Our rational brain does not remember everything; in fact, it often blocks or distorts experiences. Under high stress, the rational brain actually shuts down. It’s in the emotional part of our brain that the imprints of overwhelming and stressful experiences are stored. In contrast with the rational brain, which expresses itself in thoughts, the emotional brain manifests itself in physical sensations, and it’s through a somatic approach that we can directly access and process these sensations. “No matter how much insight and understanding we develop, the rational brain is basically impotent to talk the emotional brain out of its own reality.”, wrote Dr. Bessel van der Kolk, The Body Keeps the Score.
When working with early trauma, which often occurs during a pre-verbal stage, and when the rational brain is not fully developed, there is no reliable cognitive memory or narrative to guide us. Somatic memories and responses are our best guides.

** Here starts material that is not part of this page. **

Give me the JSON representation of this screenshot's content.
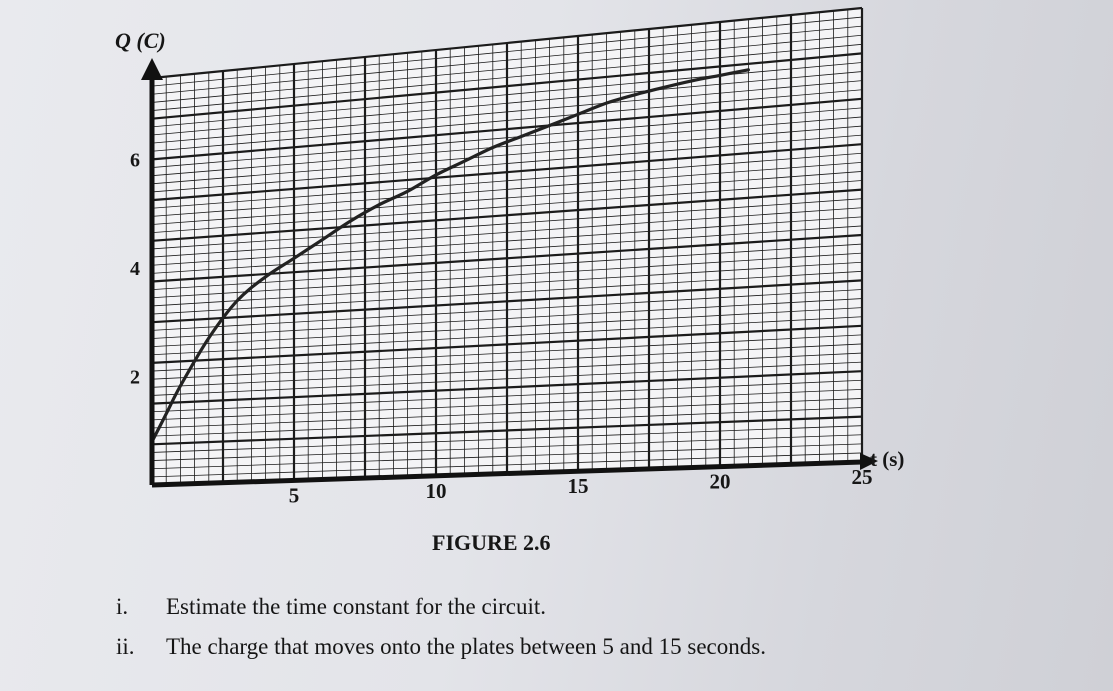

Emotions are experienced in the body, they are communicated in facial expressions and body postures. Thoughts and emotions are accompanied by changes in muscle tension. We have a tendency to use physical defenses, such as constriction, to limit emotions to a few places in the body, as a way of coping with them. It’s by working with the body that we can develop more tolerance and increase our capacity to regulate and tolerate challenging and pleasant emotions and experiences.
“One of the clearest lessons from contemporary neuroscience is that our sense of ourselves is anchored in a vital connection with our bodies. We do not truly know ourselves unless we can feel and interpret our physical sensations.”